The animals invoked in moves and songs also signal an element of vulnerability. They are not predatory: they are frogs, monkeys and birds, not big cats, bears or wolves. In ladainhas there are frequent references to being wary or careful: ‘I don’t go to your house, you don’t come to mine’; ‘I say my prayers with a knife in my belt.’ By allusion too, the capoeirista is often threatened: ‘the German canary killed my songbird.’
|Sapinho – want to play?|
In this threatened role, the priority of reducing vulnerability is higher than that of increasing influence. Besouro de Mangangá – ‘Beetle’ is the name of a quasi-mythical capoeirista (some say he is mythical. Mestre Joao Pequeno, when asked about him said, ‘yes, he was my father’s cousin’). The beetle has a protective shell but is small and does not pose a threat. It can fly away though (and Besouro is credited with the ability to fly when pursued by the police), so it is able to outwit and destabilise its persecutor.
“The boat capsized, sailor! There is treasure on the ocean floor!” – corrido.
Head above water? Missing opportunities!
Nancy Scheper-Hughes has written about psychological responses to violence and theorises resilience as the ‘refusal to be negated’ (Scheper-Hughes 1992, 19).

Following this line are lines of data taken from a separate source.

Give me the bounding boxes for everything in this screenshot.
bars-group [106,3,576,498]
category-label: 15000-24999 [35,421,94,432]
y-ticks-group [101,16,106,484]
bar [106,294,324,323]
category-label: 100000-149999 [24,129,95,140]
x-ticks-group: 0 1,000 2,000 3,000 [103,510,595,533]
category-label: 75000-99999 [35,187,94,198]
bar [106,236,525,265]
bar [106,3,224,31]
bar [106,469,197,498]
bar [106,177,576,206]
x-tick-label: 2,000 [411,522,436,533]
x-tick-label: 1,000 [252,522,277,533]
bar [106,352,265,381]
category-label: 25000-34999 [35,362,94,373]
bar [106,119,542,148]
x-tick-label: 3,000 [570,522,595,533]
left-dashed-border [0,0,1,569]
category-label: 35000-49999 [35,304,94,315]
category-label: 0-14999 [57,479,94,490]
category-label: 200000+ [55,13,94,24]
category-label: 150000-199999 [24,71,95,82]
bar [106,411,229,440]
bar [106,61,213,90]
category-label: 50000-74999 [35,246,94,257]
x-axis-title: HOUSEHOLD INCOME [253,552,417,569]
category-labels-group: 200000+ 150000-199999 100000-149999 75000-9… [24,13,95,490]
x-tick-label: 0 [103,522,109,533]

A short ladainha observes, “The miner bird doesn’t sing when it’s in a cage. It only sings when it’s by the anthill and sees an ant outside!”
Resilience is a subject that is taken up in Claudia Seymour’s ground-breaking work on young people’s experiences of violence in eastern Congo, in which she explores how people cope in various ways and to various degrees with incessant violence. She finds, amongst other things, that the way that people recount their own histories is significant in attributing responsibility and meaning to violence. In capoeira, too, the preservation of cultural identity and the tactics used in the game demonstrate a strong form of resilience: you smile in adversary, if you are taken down you get up, if you are taken down again you get up again. You look the other person in the eye. You sing.
There is a clear instrumental rationality in staying in the game (literally or figuratively) by whatever means, and this has some lessons for the pursuit of security. Mearsheimer identifies the inability of states to cooperate as the ‘Tragedy of Great Power Politics.’ The reason, he argues is that ‘it pays to be selfish in a self-help world’ – both in the short and the long term (Mearsheimer 2002, 33). The ‘tragedy’ as far as great powers is concerned, is of political stalemate and environmental collapse. But a much more immediate ‘tragedy’ faces weaker states: that of political, cultural or literal obliteration. The tactical responses offered in and by capoeira inform an understanding of the quest for security for the majority of the world. Escaping, seeking protection, reducing vulnerability and refusing to be negated are tactics that start to fill some of the conceptual void created by the assumptions of conventional security studies – assumptions of strategic rationality and power.
de Certeau, M. (1984). The practice of everyday life, University of California Press.
Mearsheimer, J. J. (2002). The tragedy of great power politics. New York London, W. W. Norton.